Tras formar un poderoso dúo, que llegó a poner de rodillas a Buenos Aires, Pancho Ramírez –caudillo de Entre Ríos- y el santafesino Estanislao López se distanciaron bruscamente. Este último comenzó a jugar para el antiguo adversario. Así, cuando en 1821 Ramírez decidió invadir territorio bonaerense, la situación era otra.
Un escuadrón que incluía al General La Madrid, le cerró el paso. Simultáneamente, López lo esperó del otro lado del Paraná y una cuadrilla al mando de Zapiola lo hostilizó por el río. Lucio Mansilla padre, incorporado a las fuerzas de Ramírez sólo unos meses atrás, lo traicionó dejándose derrotar.
En sus memorias confiesa con desagradable satisfacción: “Entonces vi el momento de salvar la situación de Buenos Aires. Nadie se apercibió del verdadero móvil que me había aconsejado trabajar en nuestra retirada, una vez que Ramírez no había sabido respetar mis reiteradas resistencias a su idea de invadir mi patria natal”.
Sin muchas opciones, el entrerriano escapó hacia Córdoba donde perdería la vida, un día como hoy de aquél lejano 1821.
Aun cuando su paso por nuestra historia fue breve, la muerte lo envolvió en un halo romántico, mitificando toda su existencia.
Durante la huida llevó consigo a Delfina, una hermosa portuguesa que había raptado en Brasil y tomado por amante.
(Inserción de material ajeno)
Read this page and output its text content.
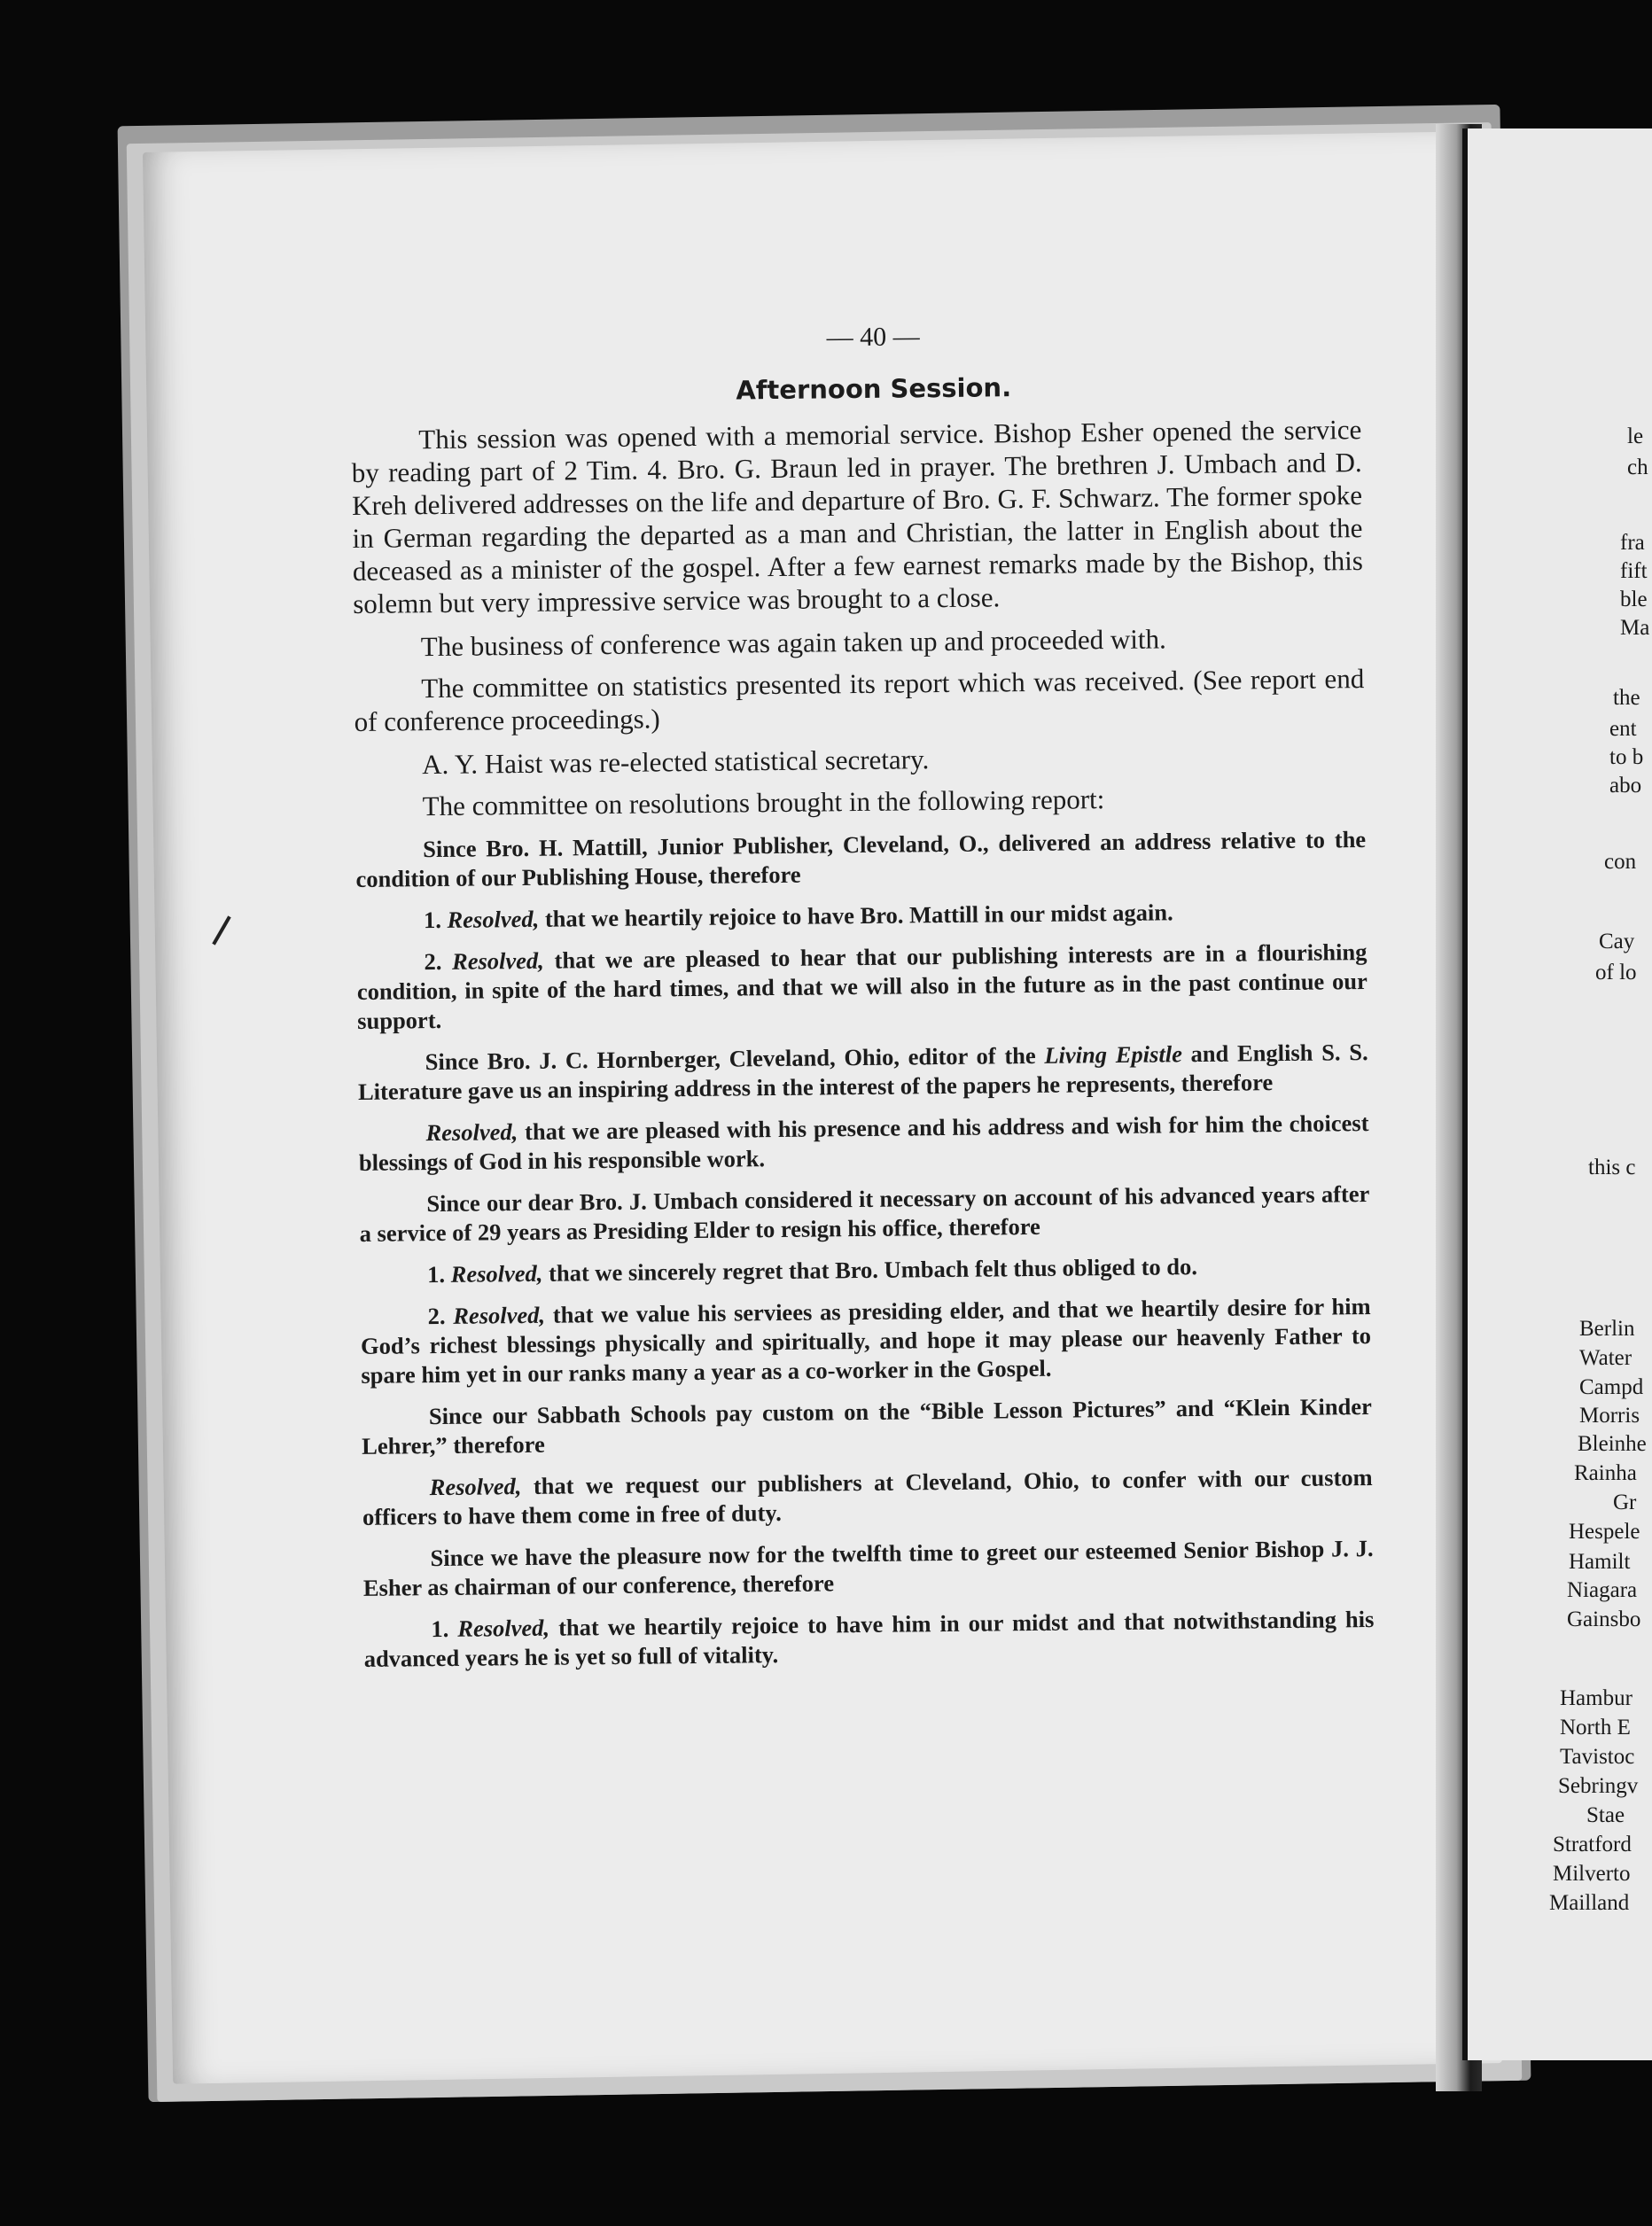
le
ch
fra
fift
ble
Ma
the
ent
to b
abo
con
Cay
of lo
this c
Berlin
Water
Campd
Morris
Bleinhe
Rainha
Gr
Hespele
Hamilt
Niagara
Gainsbo
Hambur
North E
Tavistoc
Sebringv
Stae
Stratford
Milverto
Mailland
— 40 —
Afternoon Session.

This session was opened with a memorial service. Bishop Esher opened the service by reading part of 2 Tim. 4. Bro. G. Braun led in prayer. The brethren J. Umbach and D. Kreh delivered addresses on the life and departure of Bro. G. F. Schwarz. The former spoke in German regarding the departed as a man and Christian, the latter in English about the deceased as a minister of the gospel. After a few earnest remarks made by the Bishop, this solemn but very impressive service was brought to a close.

The business of conference was again taken up and proceeded with.

The committee on statistics presented its report which was received. (See report end of conference proceedings.)

A. Y. Haist was re-elected statistical secretary.

The committee on resolutions brought in the following report:

Since Bro. H. Mattill, Junior Publisher, Cleveland, O., delivered an address relative to the condition of our Publishing House, therefore

1. Resolved, that we heartily rejoice to have Bro. Mattill in our midst again.

2. Resolved, that we are pleased to hear that our publishing interests are in a flourishing condition, in spite of the hard times, and that we will also in the future as in the past continue our support.

Since Bro. J. C. Hornberger, Cleveland, Ohio, editor of the Living Epistle and English S. S. Literature gave us an inspiring address in the interest of the papers he represents, therefore

Resolved, that we are pleased with his presence and his address and wish for him the choicest blessings of God in his responsible work.

Since our dear Bro. J. Umbach considered it necessary on account of his advanced years after a service of 29 years as Presiding Elder to resign his office, therefore

1. Resolved, that we sincerely regret that Bro. Umbach felt thus obliged to do.

2. Resolved, that we value his serviees as presiding elder, and that we heartily desire for him God’s richest blessings physically and spiritually, and hope it may please our heavenly Father to spare him yet in our ranks many a year as a co-worker in the Gospel.

Since our Sabbath Schools pay custom on the “Bible Lesson Pictures” and “Klein Kinder Lehrer,” therefore

Resolved, that we request our publishers at Cleveland, Ohio, to confer with our custom officers to have them come in free of duty.

Since we have the pleasure now for the twelfth time to greet our esteemed Senior Bishop J. J. Esher as chairman of our conference, therefore

1. Resolved, that we heartily rejoice to have him in our midst and that notwithstanding his advanced years he is yet so full of vitality.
Aquél día de julio fueron alcanzados.
El norteamericano John Anthony King combatió junto a él y dejó registro de lo sucedido en sus memorias: “(…) en un instante nos encontramos combatiendo por todo el perímetro de un círculo común, pues el enemigo nos había rodeado completamente. Durante la refriega recibí un golpe en el pecho, con el mango de un mosquete, que me fracturó las costillas y me derribó en tierra. Al intentar levantarme, fui amarrado por dos personas, y al mirar a mí alrededor, vi a varios compañeros nuestros prisioneros como yo, y entre ellos al general Ramírez. La pelea duró sólo algunos momentos, y sin embargo a mí alrededor estaba la tierra sembrada de muertos y agonizantes, pues el hombre que era encontrado en actitud de resistir era degollado. ¡Pobre Ramírez! Todos presenciamos su suerte. Aquellos carniceros no necesitaron ceremonia alguna (…) se lo condujo al frente de los pequeños restos de su propio ejército, con los brazos atados, se le colocó un centinela a su lado y una hilera de soldados que marchaba a su retaguardia. Levanté mis manos al cielo y murmuré una oración por su alma. No pronunció palabra; pero cuando el valiente se arrodilló delante de sus asesinos, me dirigió tan larga y ardiente mirada que jamás la olvidaré, y un instante después cayó frente a mí [ejecutado por una bala]. El degüello del bizarro oficial se llevó a cabo, pero el valiente designio de su asesino no estaba cumplido. La cabeza de Ramírez fue separada del tronco en ese mismo lugar, y como supe después, paseada como un trofeo”.
La cabeza del caudillo fue expuesta dentro de una jaula, durante meses, en la puerta del cabildo santafesino. Una de tantas muestras de aquella Argentina rústica, empapada en barbarie y sangre.